Noted as one of few independent research centers continuing to operate within Yemen, the Sana'a Center was originally based in Sanaa but has since moved its headquarters to Aden. According to researcher Yazeed Al-Jeddawy, the Sana'a Center maintains a large presence across Yemen and ensures safety for contributors. It highly values a local focus on "inclusive peace work" with the implementation of solutions to issues on the ground in Yemen. It retains cordial relations with the major belligerents of the civil war and connections to many figures and stakeholders, but maintains a neutral and independent position. According to Just Security, it "has thus maintained a unique positioning and ability to work throughout Yemen and beyond, distinguishing itself as an emerging leader in Yemen-related research and analysis."

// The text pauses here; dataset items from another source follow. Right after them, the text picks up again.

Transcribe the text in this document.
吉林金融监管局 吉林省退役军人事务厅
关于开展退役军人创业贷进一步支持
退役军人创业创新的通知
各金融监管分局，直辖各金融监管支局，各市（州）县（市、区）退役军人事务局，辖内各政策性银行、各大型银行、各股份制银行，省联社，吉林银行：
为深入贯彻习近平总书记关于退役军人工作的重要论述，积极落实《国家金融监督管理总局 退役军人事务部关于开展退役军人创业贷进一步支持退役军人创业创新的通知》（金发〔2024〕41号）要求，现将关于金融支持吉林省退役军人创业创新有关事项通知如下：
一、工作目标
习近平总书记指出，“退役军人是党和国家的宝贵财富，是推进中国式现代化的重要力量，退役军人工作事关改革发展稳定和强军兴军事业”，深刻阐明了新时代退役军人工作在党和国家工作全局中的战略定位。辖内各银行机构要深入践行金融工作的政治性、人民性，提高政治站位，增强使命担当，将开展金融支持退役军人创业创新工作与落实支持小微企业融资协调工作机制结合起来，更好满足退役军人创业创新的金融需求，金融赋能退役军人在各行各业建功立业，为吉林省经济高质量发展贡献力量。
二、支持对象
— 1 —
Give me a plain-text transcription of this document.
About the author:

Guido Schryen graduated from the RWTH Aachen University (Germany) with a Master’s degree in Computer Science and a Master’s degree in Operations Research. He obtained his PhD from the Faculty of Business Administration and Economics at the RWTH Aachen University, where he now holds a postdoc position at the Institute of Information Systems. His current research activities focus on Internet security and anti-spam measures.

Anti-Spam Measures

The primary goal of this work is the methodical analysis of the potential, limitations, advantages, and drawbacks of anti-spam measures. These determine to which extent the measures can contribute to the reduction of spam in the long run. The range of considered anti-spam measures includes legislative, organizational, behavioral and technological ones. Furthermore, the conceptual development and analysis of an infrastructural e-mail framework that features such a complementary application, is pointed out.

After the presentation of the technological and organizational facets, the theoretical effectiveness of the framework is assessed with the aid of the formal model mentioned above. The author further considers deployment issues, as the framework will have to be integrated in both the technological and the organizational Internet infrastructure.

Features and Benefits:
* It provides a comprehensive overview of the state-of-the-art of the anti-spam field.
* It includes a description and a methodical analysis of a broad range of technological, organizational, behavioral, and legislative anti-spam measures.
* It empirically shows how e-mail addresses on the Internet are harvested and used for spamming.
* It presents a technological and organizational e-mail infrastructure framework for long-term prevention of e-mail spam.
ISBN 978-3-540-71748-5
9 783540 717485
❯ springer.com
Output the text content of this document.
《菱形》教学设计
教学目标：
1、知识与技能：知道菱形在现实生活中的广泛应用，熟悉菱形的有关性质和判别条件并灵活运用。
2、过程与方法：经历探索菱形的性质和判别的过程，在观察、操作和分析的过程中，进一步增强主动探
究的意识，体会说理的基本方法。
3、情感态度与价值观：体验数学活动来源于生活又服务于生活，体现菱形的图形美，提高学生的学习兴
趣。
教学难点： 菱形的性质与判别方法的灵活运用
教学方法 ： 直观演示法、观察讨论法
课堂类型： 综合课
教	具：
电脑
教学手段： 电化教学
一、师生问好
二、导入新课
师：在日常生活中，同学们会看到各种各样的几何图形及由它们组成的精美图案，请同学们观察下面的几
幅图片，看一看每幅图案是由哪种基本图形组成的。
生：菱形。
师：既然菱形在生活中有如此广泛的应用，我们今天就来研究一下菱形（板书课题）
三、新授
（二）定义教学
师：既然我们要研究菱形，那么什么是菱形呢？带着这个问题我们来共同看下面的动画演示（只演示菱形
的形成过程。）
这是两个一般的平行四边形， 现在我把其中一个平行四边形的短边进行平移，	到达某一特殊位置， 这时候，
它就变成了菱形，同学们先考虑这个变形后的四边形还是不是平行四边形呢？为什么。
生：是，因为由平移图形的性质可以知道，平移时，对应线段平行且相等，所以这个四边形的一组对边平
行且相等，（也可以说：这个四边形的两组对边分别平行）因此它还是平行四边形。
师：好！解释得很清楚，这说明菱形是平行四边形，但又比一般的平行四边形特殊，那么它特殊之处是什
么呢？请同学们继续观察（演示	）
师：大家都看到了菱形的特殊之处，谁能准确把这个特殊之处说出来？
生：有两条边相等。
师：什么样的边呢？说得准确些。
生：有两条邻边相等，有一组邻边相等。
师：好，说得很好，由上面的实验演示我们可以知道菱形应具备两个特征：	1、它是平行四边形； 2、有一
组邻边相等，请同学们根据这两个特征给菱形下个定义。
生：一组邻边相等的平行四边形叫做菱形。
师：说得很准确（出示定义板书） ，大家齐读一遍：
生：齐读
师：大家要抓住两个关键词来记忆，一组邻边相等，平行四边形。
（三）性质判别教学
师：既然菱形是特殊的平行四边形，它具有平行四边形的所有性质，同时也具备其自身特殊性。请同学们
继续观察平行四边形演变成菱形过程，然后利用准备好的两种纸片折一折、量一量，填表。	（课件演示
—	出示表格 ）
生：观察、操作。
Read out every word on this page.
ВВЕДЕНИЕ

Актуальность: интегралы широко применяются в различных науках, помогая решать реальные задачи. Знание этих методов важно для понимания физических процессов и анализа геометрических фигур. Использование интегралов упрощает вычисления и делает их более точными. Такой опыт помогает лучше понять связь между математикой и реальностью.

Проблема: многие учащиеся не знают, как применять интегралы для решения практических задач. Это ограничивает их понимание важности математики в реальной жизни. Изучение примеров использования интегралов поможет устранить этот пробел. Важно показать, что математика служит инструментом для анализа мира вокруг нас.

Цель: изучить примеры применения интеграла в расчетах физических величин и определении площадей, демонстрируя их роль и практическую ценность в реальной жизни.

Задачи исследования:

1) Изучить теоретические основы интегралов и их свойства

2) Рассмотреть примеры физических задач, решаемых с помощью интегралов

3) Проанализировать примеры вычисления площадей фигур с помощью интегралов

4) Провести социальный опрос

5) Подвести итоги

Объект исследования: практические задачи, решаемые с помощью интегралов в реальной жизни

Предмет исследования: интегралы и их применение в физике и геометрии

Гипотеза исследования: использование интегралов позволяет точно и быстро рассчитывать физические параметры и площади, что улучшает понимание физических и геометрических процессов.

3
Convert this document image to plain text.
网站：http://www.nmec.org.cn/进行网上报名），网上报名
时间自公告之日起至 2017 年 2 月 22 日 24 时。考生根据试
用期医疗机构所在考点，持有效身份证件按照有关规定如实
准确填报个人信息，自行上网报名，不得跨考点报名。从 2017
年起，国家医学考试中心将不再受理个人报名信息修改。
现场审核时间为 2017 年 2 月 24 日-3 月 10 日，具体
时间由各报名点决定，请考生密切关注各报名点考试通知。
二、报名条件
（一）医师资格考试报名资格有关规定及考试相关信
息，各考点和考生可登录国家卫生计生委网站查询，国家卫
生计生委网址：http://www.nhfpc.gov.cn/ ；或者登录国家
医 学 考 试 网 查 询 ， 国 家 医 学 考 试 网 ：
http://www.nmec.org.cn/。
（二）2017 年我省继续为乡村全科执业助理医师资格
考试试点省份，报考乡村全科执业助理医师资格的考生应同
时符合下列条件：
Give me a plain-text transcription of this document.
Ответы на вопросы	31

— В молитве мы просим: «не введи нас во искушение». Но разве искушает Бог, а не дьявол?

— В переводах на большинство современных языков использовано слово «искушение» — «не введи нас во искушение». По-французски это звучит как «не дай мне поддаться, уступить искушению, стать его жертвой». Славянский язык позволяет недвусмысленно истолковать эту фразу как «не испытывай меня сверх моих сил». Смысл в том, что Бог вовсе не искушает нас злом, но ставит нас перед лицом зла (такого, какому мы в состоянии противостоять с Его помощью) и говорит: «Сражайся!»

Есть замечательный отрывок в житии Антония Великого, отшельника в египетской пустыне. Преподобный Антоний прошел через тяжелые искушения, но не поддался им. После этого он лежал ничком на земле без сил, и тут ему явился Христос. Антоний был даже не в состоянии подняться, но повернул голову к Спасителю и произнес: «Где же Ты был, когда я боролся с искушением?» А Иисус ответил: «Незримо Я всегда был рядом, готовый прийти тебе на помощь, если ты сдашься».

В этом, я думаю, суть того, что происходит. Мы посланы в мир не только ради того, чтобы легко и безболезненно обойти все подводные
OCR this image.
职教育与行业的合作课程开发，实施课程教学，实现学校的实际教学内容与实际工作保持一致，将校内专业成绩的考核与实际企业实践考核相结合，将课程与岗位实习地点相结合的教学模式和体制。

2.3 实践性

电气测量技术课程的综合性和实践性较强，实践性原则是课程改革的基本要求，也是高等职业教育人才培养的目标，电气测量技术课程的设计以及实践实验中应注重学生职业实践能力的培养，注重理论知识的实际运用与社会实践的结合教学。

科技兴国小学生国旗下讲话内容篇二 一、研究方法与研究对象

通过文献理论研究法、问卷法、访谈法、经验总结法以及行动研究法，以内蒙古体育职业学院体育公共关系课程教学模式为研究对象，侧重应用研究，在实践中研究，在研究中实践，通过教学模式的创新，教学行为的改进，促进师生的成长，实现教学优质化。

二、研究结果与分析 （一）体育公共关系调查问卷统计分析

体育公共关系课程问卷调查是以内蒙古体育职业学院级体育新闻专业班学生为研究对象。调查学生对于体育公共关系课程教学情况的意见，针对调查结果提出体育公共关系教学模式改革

On a global level, the Sana'a Center has a large presence within the international community, and its reports and researchers have been quoted by international media outlets. It also regularly provides consulting services to local and international stakeholders. The Peace Research Institute Oslo regarded the Sana'a Center's research on political, economic and social dynamics in Yemen as "authoritative", while the Middle East Institute referred to it as "Yemen's premier think-tank".

== Programs ==
The Sana'a Center produces research and articles in both Arabic and English. Muslimi served as its first chairperson from 2014 until 2022.